Giro delle Fiandre, fenomeno Pogacar, vince in solitaria, stroncando la concorrenza con rasoiate impietose sui muri proibiti, sul pavé tremendo.
A 40 km dal traguardo apre il gas, annulla la fuga di giornata e va a tagliare il traguardo nei delirio del popolo fiammingo. Ha onorato la loro festa con una impresa d’altri tempi. E ha conquistato la sua quarta Monumento della carriera. Un marziano così obbliga a fare paragoni con le leggende del ciclismo.
Il Giro delle Fiandre è la seconda delle cinque corse Monumento dell’anno. Dopo la Sanremo e prima della Roubaix (9 aprile), Liegi (23 aprile) e del Lombardia (7 ottobre). Gara iconica, seguita da oltre un milione di tifosi (in presenza). L’attribuzione di “Corsa Monumenti” è appropriata.
Il Giro delle Fiandre è una leggenda costruita in oltre cento anni di gare. Per questo non viene chiamata semplicemente “Classica” ma, appunto, Monumento. Perché è un pilastro del ciclismo; perché supera la barriera dei 200 km; perché è una fusione di storia, cultura, ambiente. Di più ancora: è una festa popolare.

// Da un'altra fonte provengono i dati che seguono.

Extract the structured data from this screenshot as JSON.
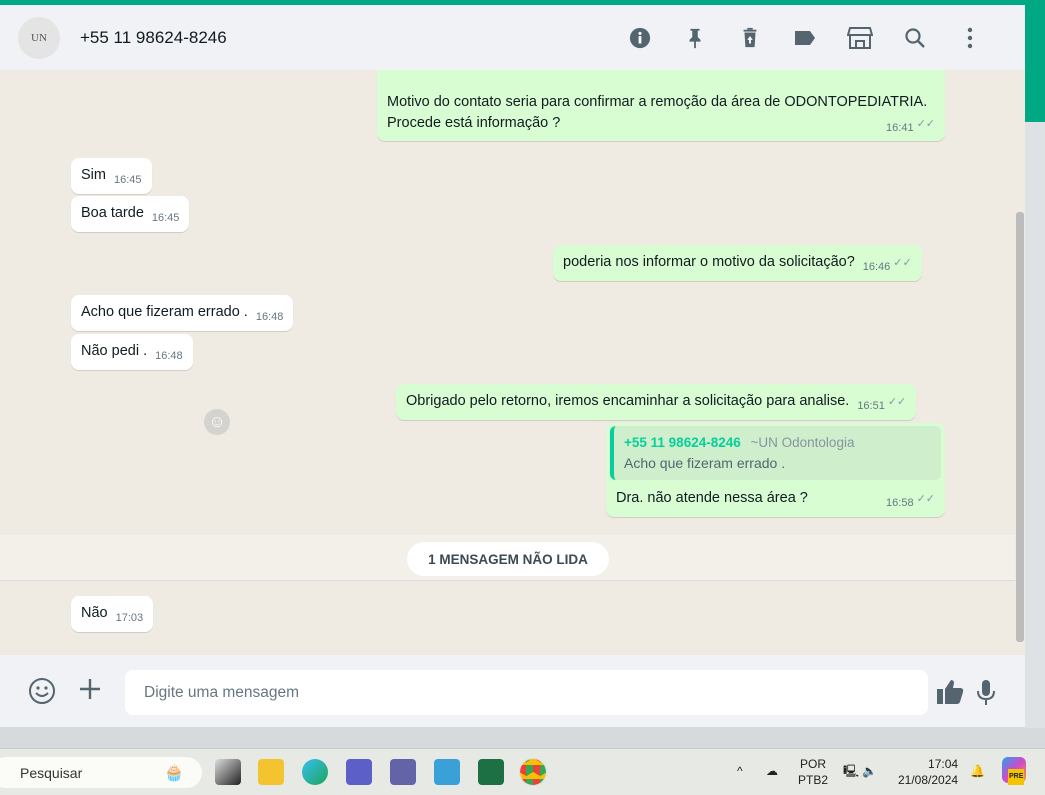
{
  "header": {
    "contact": "+55 11 98624-8246",
    "avatar_text": "UN"
  },
  "messages": [
    {
      "dir": "out",
      "text": "Motivo do contato seria para confirmar a remoção da área de ODONTOPEDIATRIA. Procede está informação ?",
      "time": "16:41"
    },
    {
      "dir": "in",
      "text": "Sim",
      "time": "16:45"
    },
    {
      "dir": "in",
      "text": "Boa tarde",
      "time": "16:45"
    },
    {
      "dir": "out",
      "text": "poderia nos informar o motivo da solicitação?",
      "time": "16:46"
    },
    {
      "dir": "in",
      "text": "Acho que fizeram errado .",
      "time": "16:48"
    },
    {
      "dir": "in",
      "text": "Não pedi .",
      "time": "16:48"
    },
    {
      "dir": "out",
      "text": "Obrigado pelo retorno, iremos encaminhar a solicitação para analise.",
      "time": "16:51"
    },
    {
      "dir": "out",
      "text": "Dra. não atende nessa área ?",
      "time": "16:58",
      "quote": {
        "author": "+55 11 98624-8246",
        "name": "~UN Odontologia",
        "text": "Acho que fizeram errado ."
      }
    },
    {
      "dir": "in",
      "text": "Não",
      "time": "17:03"
    }
  ],
  "unread_label": "1 MENSAGEM NÃO LIDA",
  "composer": {
    "placeholder": "Digite uma mensagem"
  },
  "taskbar": {
    "search": "Pesquisar",
    "lang1": "POR",
    "lang2": "PTB2",
    "time": "17:04",
    "date": "21/08/2024",
    "copilot_badge": "PRE"
  },
  "colors": {
    "accent": "#00a884",
    "outgoing": "#d9fdd3",
    "incoming": "#ffffff",
    "chat_bg": "#efeae2"
  }
}
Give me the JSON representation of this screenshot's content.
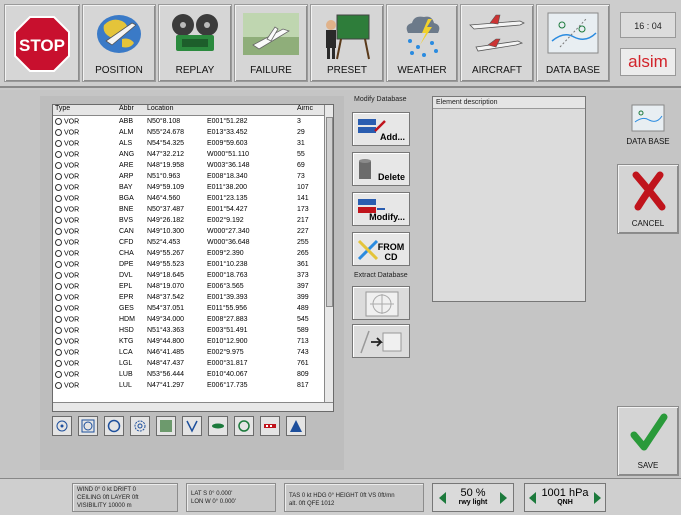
{
  "toolbar": {
    "stop": "STOP",
    "position": "POSITION",
    "replay": "REPLAY",
    "failure": "FAILURE",
    "preset": "PRESET",
    "weather": "WEATHER",
    "aircraft": "AIRCRAFT",
    "database": "DATA BASE",
    "clock": "16 : 04",
    "brand": "alsim"
  },
  "list": {
    "headers": [
      "Type",
      "Abbr",
      "Location",
      "Airnc"
    ],
    "rows": [
      [
        "VOR",
        "ABB",
        "N50°8.108",
        "E001°51.282",
        "3"
      ],
      [
        "VOR",
        "ALM",
        "N55°24.678",
        "E013°33.452",
        "29"
      ],
      [
        "VOR",
        "ALS",
        "N54°54.325",
        "E009°59.603",
        "31"
      ],
      [
        "VOR",
        "ANG",
        "N47°32.212",
        "W000°51.110",
        "55"
      ],
      [
        "VOR",
        "ARE",
        "N48°19.958",
        "W003°36.148",
        "69"
      ],
      [
        "VOR",
        "ARP",
        "N51°0.963",
        "E008°18.340",
        "73"
      ],
      [
        "VOR",
        "BAY",
        "N49°59.109",
        "E011°38.200",
        "107"
      ],
      [
        "VOR",
        "BGA",
        "N46°4.560",
        "E001°23.135",
        "141"
      ],
      [
        "VOR",
        "BNE",
        "N50°37.487",
        "E001°54.427",
        "173"
      ],
      [
        "VOR",
        "BVS",
        "N49°26.182",
        "E002°9.192",
        "217"
      ],
      [
        "VOR",
        "CAN",
        "N49°10.300",
        "W000°27.340",
        "227"
      ],
      [
        "VOR",
        "CFD",
        "N52°4.453",
        "W000°36.648",
        "255"
      ],
      [
        "VOR",
        "CHA",
        "N49°55.267",
        "E009°2.390",
        "265"
      ],
      [
        "VOR",
        "DPE",
        "N49°55.523",
        "E001°10.238",
        "361"
      ],
      [
        "VOR",
        "DVL",
        "N49°18.645",
        "E000°18.763",
        "373"
      ],
      [
        "VOR",
        "EPL",
        "N48°19.070",
        "E006°3.565",
        "397"
      ],
      [
        "VOR",
        "EPR",
        "N48°37.542",
        "E001°39.393",
        "399"
      ],
      [
        "VOR",
        "GES",
        "N54°37.051",
        "E011°55.956",
        "489"
      ],
      [
        "VOR",
        "HDM",
        "N49°34.000",
        "E008°27.883",
        "545"
      ],
      [
        "VOR",
        "HSD",
        "N51°43.363",
        "E003°51.491",
        "589"
      ],
      [
        "VOR",
        "KTG",
        "N49°44.800",
        "E010°12.900",
        "713"
      ],
      [
        "VOR",
        "LCA",
        "N46°41.485",
        "E002°9.975",
        "743"
      ],
      [
        "VOR",
        "LGL",
        "N48°47.437",
        "E000°31.817",
        "761"
      ],
      [
        "VOR",
        "LUB",
        "N53°56.444",
        "E010°40.067",
        "809"
      ],
      [
        "VOR",
        "LUL",
        "N47°41.297",
        "E006°17.735",
        "817"
      ]
    ]
  },
  "modify": {
    "title": "Modify Database",
    "add": "Add...",
    "delete": "Delete",
    "modify": "Modify...",
    "from_cd": "FROM CD",
    "extract_title": "Extract Database"
  },
  "description": {
    "title": "Element description"
  },
  "right": {
    "database": "DATA BASE",
    "cancel": "CANCEL",
    "save": "SAVE"
  },
  "status": {
    "wind_l1": "WIND 0° 0 kt DRIFT 0",
    "wind_l2": "CEILING 0ft LAYER 0ft",
    "wind_l3": "VISIBILITY 10000 m",
    "lat": "LAT S 0° 0.000'",
    "lon": "LON W 0° 0.000'",
    "tas_l1": "TAS 0 kt HDG 0° HEIGHT 0ft VS 0ft/mn",
    "tas_l2": "alt. 0ft QFE 1012",
    "rwy_value": "50 %",
    "rwy_label": "rwy light",
    "qnh_value": "1001 hPa",
    "qnh_label": "QNH"
  },
  "colors": {
    "stop_red": "#c8102e",
    "brand_red": "#d2232a",
    "go_green": "#1c7a3c",
    "cancel_red": "#c0141c",
    "save_green": "#2a9a3a"
  }
}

Da Bruges ad Oudenaarde. Dalle Fiandre occidentali alle orientali. Una galoppata di 273 km, 19 muri, micidiali tratti di pave’. Al via 175 corridori , solo 7 gli italiani (minimo storico). Sono: Affini, Trentin, Ballerini, Pasqualon, Fedeli, Parisini e Puppio. Partenza alle 10.19 e solite scaramucce iniziali. Domina un forte vento.

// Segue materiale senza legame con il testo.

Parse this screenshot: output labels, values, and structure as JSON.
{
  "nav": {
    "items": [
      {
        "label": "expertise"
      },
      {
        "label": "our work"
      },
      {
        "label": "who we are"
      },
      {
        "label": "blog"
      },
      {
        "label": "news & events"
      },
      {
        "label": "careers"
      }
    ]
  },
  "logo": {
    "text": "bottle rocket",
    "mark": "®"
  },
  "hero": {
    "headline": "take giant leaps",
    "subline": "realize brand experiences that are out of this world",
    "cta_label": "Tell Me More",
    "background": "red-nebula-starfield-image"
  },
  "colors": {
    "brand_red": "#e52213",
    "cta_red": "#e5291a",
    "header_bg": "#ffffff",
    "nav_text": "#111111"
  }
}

Tre ore di corsa e media folle: 47,6 km/h. Otto i battistrada, il gruppo ha un ritardo di 5’. Sagan abbandona. In evidenza Trentin con una serie di attacchi. A 80 km dal traguardo la situazione vede 8 fuggitivi, 11 contrattaccanti e il gruppo a due minuti. A 55 km dall’arrivo la Uae fa selezione e Pogacar attacca. Lo inseguono in cinque tra cui Van Aert, Van der Poel, Laporte, Pidcock.
La rasoiata di Pogacar sull’Oude Kwaremont, 2.200 metri con punte dell’11,6%, accende la corsa. Segue il mitico Paterberg, 360 metri con punte del 20,3%. Restano ancora 6 muri e 45 km. Braccano i fuggitivi i tre tenori: Pogacar, Van Aert e Van der Poel. Cambi regolari.

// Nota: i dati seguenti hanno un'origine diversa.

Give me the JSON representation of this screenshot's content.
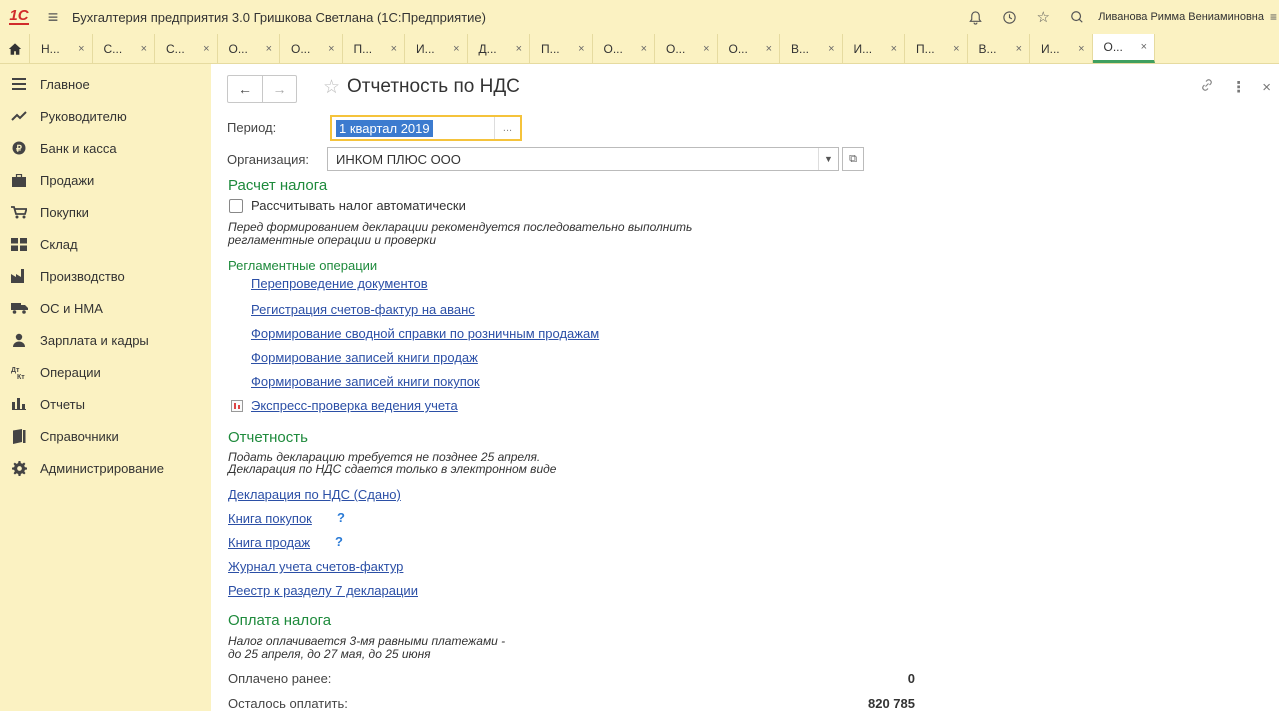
{
  "titlebar": {
    "logo_text": "1С",
    "app_title": "Бухгалтерия предприятия 3.0 Гришкова Светлана  (1С:Предприятие)",
    "user_name": "Ливанова Римма Вениаминовна"
  },
  "tabs": [
    {
      "label": "Н..."
    },
    {
      "label": "С..."
    },
    {
      "label": "С..."
    },
    {
      "label": "О..."
    },
    {
      "label": "О..."
    },
    {
      "label": "П..."
    },
    {
      "label": "И..."
    },
    {
      "label": "Д..."
    },
    {
      "label": "П..."
    },
    {
      "label": "О..."
    },
    {
      "label": "О..."
    },
    {
      "label": "О..."
    },
    {
      "label": "В..."
    },
    {
      "label": "И..."
    },
    {
      "label": "П..."
    },
    {
      "label": "В..."
    },
    {
      "label": "И..."
    },
    {
      "label": "О..."
    }
  ],
  "tab_close": "×",
  "sidebar": {
    "items": [
      {
        "label": "Главное",
        "icon": "menu-lines-icon"
      },
      {
        "label": "Руководителю",
        "icon": "trend-icon"
      },
      {
        "label": "Банк и касса",
        "icon": "coin-icon"
      },
      {
        "label": "Продажи",
        "icon": "briefcase-icon"
      },
      {
        "label": "Покупки",
        "icon": "cart-icon"
      },
      {
        "label": "Склад",
        "icon": "warehouse-icon"
      },
      {
        "label": "Производство",
        "icon": "factory-icon"
      },
      {
        "label": "ОС и НМА",
        "icon": "truck-icon"
      },
      {
        "label": "Зарплата и кадры",
        "icon": "person-icon"
      },
      {
        "label": "Операции",
        "icon": "dt-kt-icon"
      },
      {
        "label": "Отчеты",
        "icon": "bar-chart-icon"
      },
      {
        "label": "Справочники",
        "icon": "book-icon"
      },
      {
        "label": "Администрирование",
        "icon": "gear-icon"
      }
    ]
  },
  "header": {
    "title": "Отчетность по НДС"
  },
  "form": {
    "period_label": "Период:",
    "period_value": "1 квартал 2019",
    "period_dots": "...",
    "org_label": "Организация:",
    "org_value": "ИНКОМ ПЛЮС ООО"
  },
  "tax_calc": {
    "title": "Расчет налога",
    "auto_checkbox": "Рассчитывать налог автоматически",
    "note_line1": "Перед формированием декларации рекомендуется последовательно выполнить",
    "note_line2": "регламентные операции и проверки",
    "ops_title": "Регламентные операции",
    "links": [
      "Перепроведение документов",
      "Регистрация счетов-фактур на аванс",
      "Формирование сводной справки по розничным продажам",
      "Формирование записей книги продаж",
      "Формирование записей книги покупок"
    ],
    "express_check": "Экспресс-проверка ведения учета"
  },
  "reporting": {
    "title": "Отчетность",
    "note_line1": "Подать декларацию требуется не позднее 25 апреля.",
    "note_line2": "Декларация по НДС сдается только в электронном виде",
    "declaration": "Декларация по НДС (Сдано)",
    "purchase_book": "Книга покупок",
    "sales_book": "Книга продаж",
    "help_mark": "?",
    "invoice_journal": "Журнал учета счетов-фактур",
    "registry": "Реестр к разделу 7 декларации"
  },
  "payment": {
    "title": "Оплата налога",
    "note_line1": "Налог оплачивается 3-мя равными платежами -",
    "note_line2": "до 25 апреля, до 27 мая, до 25 июня",
    "paid_label": "Оплачено ранее:",
    "paid_value": "0",
    "remaining_label": "Осталось оплатить:",
    "remaining_value": "820 785"
  },
  "colors": {
    "panel_bg": "#fbf2c2",
    "section_green": "#1e8a3c",
    "link_blue": "#2b4fa6",
    "focus_yellow": "#f5c33b",
    "selection_blue": "#3c7bcf"
  }
}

Con loro c’è Cosneefroy che ha perso le ruote dei battistrada. In testa rimangono in nove tra cui Trentin e Pedersen ( che cerca di andarsene e prende il comando). Van Aert perde le ruote dei due compagni di attacco. Ultimi 20 km, Pedersen è sempre in fuga solitaria e pedala bene, con convinzione. Ai -16 km nuova rasoiata di Pogacar, in un km raggiunge Pedersen. Folla in delirio. E lo sloveno se ne va. Puro spettacolo. Lo bracca Van der Poel.
Duello entusiasmante. Ermozione e commozione. Ultimo muro, di nuovo il Paterberg. Tremendo il picco al 23%. Pogacar lo supera con un margine di 14”. Ultimi 8 km, Pogacar aumenta il vantaggio portandolo a 25”. Van der Poel accusa la fatica, sente di non farcela, ma non perde terreno.
Ai -1 km Pogacar ha sempre 25” di vantaggio. È fatta. Taglia il traguardo a braccia alzate, esultante. Condivide con il pubblico la sua felicità. Dopo 16” arriva Van der Poel. Pedersen acciuffa in volata il terzo posto soffiando il podio, di mezza ruota, a Van Aert.
Primo Pogacar in 6h12’14”. Secondo Van Aert (+16”), terzo Pedersen (+1’15),quarto Van Aert. A seguire: Powless, Kueng, Asgreen, Wrigt, Jorgenson. Decimo Trentin a 2’49”.